Je retrouve là une démarche familière. En effet, en détournant la technologie vidéo de son usage préétabli, en révélant sa richesse inexploitée, ses potentiels de production de forme, les Vasulka réalisent un travail de recherche en usages et formes proche de celui que je souhaite mener. Décomposer des processus médiatiques, des outils de création, les réorganiser, les façonner, faire des erreurs et en apprécier les qualités, voilà en quelques mots les contours du métier que je veux exercer.

un nouveau paradigme
Aujourd'hui un nouveau paradigme technologique s'impose dans l'univers de la création d'images : les machines numériques emportent tout sur leur passage. En particulier dans le domaine de la captation du réel. Ainsi l'appareil-photo argentique est-il largement remplacé par l'appareil-photo numérique. Il est admis que le dernier doit reprendre les fondamentaux du premier, même si bien entendu des modifications interviennent dans l'usage, telles que la possibilité de visionner la prise de vue instantanément ou encore la remise aux oubliettes des fragiles négatifs et ennuyeuses bouteilles de développement.
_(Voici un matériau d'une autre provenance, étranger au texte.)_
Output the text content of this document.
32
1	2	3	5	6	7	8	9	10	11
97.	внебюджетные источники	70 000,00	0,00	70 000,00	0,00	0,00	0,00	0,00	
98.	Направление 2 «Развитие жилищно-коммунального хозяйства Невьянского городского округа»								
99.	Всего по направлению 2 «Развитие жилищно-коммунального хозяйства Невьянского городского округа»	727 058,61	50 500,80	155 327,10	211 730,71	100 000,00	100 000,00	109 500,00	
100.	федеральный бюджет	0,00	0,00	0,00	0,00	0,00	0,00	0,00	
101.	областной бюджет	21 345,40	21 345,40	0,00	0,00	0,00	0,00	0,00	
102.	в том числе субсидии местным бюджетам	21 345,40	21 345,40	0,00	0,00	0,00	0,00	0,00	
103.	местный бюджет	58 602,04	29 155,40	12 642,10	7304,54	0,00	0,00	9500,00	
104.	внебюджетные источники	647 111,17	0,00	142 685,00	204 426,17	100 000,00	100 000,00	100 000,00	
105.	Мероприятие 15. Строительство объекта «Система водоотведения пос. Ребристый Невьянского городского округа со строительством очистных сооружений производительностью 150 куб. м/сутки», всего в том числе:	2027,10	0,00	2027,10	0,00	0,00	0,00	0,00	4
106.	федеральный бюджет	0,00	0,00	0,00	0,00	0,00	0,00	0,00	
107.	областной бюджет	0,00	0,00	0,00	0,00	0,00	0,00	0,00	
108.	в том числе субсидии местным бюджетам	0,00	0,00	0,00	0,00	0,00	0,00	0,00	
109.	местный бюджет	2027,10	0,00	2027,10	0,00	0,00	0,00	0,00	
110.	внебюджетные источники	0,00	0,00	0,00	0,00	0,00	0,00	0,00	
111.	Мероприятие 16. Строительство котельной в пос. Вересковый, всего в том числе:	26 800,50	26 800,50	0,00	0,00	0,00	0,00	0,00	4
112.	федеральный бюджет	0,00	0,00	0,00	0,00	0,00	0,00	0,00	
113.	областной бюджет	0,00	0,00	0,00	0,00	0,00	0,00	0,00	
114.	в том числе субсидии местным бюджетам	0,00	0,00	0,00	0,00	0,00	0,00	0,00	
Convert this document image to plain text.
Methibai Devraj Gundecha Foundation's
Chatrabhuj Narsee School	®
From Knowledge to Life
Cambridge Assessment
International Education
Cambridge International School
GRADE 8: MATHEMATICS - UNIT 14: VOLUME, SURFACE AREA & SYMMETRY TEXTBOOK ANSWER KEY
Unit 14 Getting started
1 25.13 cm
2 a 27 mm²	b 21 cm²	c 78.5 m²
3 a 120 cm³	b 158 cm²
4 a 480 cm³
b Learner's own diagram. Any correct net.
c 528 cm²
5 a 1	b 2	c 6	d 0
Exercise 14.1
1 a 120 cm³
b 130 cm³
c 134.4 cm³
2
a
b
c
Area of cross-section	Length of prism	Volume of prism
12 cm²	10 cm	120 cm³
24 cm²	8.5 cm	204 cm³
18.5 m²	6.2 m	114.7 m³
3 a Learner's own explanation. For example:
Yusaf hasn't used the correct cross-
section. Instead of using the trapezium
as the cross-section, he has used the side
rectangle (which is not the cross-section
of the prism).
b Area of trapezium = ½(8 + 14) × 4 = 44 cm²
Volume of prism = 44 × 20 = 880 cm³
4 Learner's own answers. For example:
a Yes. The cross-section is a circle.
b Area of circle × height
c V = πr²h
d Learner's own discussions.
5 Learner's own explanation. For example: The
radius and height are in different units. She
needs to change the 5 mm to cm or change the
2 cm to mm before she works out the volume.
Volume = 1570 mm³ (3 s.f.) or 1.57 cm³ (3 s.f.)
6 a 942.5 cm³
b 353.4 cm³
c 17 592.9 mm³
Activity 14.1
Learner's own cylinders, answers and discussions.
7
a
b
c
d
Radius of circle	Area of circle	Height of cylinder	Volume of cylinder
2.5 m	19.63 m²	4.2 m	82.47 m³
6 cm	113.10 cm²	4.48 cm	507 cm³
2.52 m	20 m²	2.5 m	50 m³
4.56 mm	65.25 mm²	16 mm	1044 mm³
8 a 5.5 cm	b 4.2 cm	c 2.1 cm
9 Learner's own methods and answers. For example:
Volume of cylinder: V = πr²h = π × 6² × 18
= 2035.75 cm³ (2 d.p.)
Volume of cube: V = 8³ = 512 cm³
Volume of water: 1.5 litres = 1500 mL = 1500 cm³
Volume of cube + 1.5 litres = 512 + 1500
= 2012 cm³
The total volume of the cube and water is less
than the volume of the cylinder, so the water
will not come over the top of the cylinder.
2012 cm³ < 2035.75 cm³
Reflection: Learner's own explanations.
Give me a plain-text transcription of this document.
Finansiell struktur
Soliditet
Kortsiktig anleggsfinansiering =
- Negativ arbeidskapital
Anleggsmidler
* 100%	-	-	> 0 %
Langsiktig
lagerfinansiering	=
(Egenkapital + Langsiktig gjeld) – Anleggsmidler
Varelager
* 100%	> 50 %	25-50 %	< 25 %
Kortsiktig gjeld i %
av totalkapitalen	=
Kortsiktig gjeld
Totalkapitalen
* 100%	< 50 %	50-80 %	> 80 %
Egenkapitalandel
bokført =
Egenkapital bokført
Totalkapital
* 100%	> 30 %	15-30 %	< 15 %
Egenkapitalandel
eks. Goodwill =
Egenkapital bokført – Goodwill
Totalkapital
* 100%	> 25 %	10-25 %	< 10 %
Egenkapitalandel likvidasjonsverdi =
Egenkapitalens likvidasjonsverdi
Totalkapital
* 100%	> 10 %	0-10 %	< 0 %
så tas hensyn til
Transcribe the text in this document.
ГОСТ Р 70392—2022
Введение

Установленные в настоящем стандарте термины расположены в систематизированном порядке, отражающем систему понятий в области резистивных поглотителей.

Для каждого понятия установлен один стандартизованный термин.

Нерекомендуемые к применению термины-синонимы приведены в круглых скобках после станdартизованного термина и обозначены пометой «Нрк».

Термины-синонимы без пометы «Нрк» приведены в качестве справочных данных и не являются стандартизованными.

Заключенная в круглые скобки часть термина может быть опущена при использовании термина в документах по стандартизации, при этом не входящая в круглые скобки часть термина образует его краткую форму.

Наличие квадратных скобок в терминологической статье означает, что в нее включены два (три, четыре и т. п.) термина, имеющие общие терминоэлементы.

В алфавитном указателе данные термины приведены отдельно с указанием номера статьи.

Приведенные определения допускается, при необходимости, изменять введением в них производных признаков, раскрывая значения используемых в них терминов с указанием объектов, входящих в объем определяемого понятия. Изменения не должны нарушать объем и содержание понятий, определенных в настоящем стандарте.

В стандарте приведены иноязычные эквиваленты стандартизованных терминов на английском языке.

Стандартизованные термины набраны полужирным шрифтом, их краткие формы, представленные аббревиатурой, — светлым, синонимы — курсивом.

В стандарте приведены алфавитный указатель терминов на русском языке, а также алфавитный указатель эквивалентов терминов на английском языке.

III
Le concept primitif de prise de vue n'est d'ailleurs manifestement pas ébranlé par le nouvel appareil : le photographe se retrouve face à une scène visuelle, il règle diaphragme, temps d'exposition, mise au point, et l'image obtenue est sensiblement comparable. Jusque dans les proportions : on obtient avec un réflex numérique un point de vue sur cette scène au format 3/2, absolument mimétique du négatif argentique. Quant aux différences dûes au plus grand raffinement supposé de la pellicule face au capteur numérique, argument défendu par les aficionados de l'argentique, elles s'estompent de jour en jour avec les avancées en matière de résolution et de sensibilité du capteur. Naturellement on peut encore objecter que le moment de la révélation du tirage en chambre noire est également évincé, mais il est tout aussi possible, autour du cliché numérique, de créer un rituel silencieux, méditatif, et tout simplement un fond noir pour apprécier au mieux une image que l'on vient de passer sur l'ordinateur. Et même s'il a perdu un peu de son lustre parce que si facilement jetable, on cherche tout de même souvent à le protéger, pour qu'il puisse remplir sa fonction de souvenir.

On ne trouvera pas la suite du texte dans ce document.